Freud, Nouvelles Conférences d'introduction à la psychanalyse, 1933, XXXVe conférence, tr. fr. Rose-Marie Zeitlin, Folio essais, 2000, p. 214.


[1] Weltanschauung : vision du monde.



  "En elle-même, toute idée est neutre, ou devrait l'être ; mais l'homme l'anime, y projette ses flammes et ses démences ; impure, transformée en croyance, elle s'insère dans le temps, prend figure d'événement : le passage de la logique à l'épilepsie est consommé… Ainsi naissent les idéologies, les doctrines, et les farces sanglantes.
  Idolâtres par instinct, nous convertissons en inconditionné les objets de nos songes et de nos intérêts. L'histoire n'est qu'un défilé de faux Absolus, une succession de temples élevés à des prétextes, un avilissement de l'esprit devant l'Improbable. Lors même qu'il s'éloigne de la religion, l'homme y demeure assujetti ; s'épuisant à forger des simulacres de dieux, il les adopte ensuite fiévreusement : son besoin de fiction, de mythologie triomphe de l'évidence et du ridicule. Sa puissance d'adorer est responsable de tous ses crimes : celui qui aime indûment un dieu, contraint les autres à l'aimer, en attendant de les exterminer s'ils s'y refusent. Point d'intolérance, d'intransigeance idéologique ou de prosélytisme qui ne révèlent le fond bestial de l'enthousiasme.
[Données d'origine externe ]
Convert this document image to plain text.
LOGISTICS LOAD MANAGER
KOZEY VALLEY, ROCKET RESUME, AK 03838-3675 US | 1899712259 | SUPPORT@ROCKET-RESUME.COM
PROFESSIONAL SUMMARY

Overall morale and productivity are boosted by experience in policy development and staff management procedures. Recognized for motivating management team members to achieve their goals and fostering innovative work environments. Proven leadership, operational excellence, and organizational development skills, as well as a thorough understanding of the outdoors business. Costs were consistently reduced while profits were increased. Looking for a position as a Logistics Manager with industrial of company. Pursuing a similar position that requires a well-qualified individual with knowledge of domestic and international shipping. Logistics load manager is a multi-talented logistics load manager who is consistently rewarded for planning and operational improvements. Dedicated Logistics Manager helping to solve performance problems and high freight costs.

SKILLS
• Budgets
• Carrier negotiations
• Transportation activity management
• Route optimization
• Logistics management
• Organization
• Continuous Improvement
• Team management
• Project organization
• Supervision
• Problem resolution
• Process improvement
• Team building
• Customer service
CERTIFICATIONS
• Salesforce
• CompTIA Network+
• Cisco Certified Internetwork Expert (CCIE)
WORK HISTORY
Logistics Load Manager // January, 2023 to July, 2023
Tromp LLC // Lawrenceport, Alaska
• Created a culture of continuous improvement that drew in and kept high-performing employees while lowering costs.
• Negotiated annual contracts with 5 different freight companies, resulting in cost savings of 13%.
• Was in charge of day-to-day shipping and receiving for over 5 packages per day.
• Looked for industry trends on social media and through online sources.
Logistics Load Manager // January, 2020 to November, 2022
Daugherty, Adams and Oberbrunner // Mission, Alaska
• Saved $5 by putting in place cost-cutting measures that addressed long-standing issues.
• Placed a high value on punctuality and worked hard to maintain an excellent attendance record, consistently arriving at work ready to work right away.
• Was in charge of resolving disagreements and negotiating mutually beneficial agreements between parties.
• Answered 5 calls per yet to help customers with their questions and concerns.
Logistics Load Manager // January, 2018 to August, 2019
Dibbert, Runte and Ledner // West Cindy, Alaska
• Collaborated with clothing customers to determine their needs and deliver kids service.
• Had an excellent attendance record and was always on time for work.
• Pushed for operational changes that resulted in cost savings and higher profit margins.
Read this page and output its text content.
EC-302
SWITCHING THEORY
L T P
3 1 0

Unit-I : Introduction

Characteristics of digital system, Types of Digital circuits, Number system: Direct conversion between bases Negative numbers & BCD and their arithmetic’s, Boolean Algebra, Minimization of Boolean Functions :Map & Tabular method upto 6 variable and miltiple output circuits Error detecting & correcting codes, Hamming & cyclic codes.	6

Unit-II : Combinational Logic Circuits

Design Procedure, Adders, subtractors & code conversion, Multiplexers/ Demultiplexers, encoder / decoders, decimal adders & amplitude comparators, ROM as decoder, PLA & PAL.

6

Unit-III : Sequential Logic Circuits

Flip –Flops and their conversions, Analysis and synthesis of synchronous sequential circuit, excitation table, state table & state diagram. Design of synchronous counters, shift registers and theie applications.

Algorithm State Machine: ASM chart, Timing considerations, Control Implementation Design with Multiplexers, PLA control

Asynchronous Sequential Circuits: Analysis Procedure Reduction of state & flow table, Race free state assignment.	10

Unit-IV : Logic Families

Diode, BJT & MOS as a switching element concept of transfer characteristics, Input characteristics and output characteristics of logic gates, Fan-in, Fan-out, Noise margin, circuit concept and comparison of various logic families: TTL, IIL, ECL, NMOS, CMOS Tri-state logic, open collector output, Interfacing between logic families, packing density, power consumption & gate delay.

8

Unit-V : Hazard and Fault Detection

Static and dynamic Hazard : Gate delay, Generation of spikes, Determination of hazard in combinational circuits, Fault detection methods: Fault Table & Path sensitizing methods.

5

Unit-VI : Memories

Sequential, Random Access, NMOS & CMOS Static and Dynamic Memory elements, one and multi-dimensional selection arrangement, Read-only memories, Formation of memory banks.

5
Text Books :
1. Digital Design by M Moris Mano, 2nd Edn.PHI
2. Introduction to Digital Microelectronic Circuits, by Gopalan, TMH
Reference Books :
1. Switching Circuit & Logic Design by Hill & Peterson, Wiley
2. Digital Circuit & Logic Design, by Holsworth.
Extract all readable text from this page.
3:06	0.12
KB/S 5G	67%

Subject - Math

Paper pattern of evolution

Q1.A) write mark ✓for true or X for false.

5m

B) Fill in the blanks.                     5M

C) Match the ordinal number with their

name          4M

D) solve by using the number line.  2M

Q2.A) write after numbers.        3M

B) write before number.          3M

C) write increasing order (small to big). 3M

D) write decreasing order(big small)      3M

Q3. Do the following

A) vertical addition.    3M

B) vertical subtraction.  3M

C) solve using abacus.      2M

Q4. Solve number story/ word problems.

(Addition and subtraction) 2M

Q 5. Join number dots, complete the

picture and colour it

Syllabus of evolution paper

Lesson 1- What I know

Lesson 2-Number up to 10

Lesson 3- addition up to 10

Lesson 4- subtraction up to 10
Que l'homme perde sa faculté d'indifférence : il devient un assassin virtuel ; qu'il transforme son idée en dieu : les conséquences en sont incalculables.
  L'envie de devenir source d'événements agit sur chacun comme un désordre mental ou comme une malédiction voulue. La société, - un enfer de sauveurs ! Ce qu'y cherchait Diogène avec sa lanterne, c'était un indifférent...
  [...] Toute foi exerce une forme de terreur, d'autant plus effroyable que les « purs » en sont les agents. On se méfie des finauds, des fripons, des farceurs ; pourtant on ne saurait leur imputer aucune des grandes convulsions de l'histoire ; ne croyant en rien, ils ne fouillent pas vos cœurs, ni vos arrières-pensées, ils vous abandonnent à votre nonchalance, à votre désespoir ou à votre inutilité ; l'humanité leur doit le peu de moments de prospérité qu'elle connut : ce sont eux qui sauvent les peuples que les fanatiques torturent et que les « idéalistes » ruinent.
  Dans tout homme sommeille un prophète, et quand il s'éveille il y a un peu plus de mal dans le monde..."

 

Emil Michel Cioran, Précis de décomposition, 1949, Gallimard, p. 9-10.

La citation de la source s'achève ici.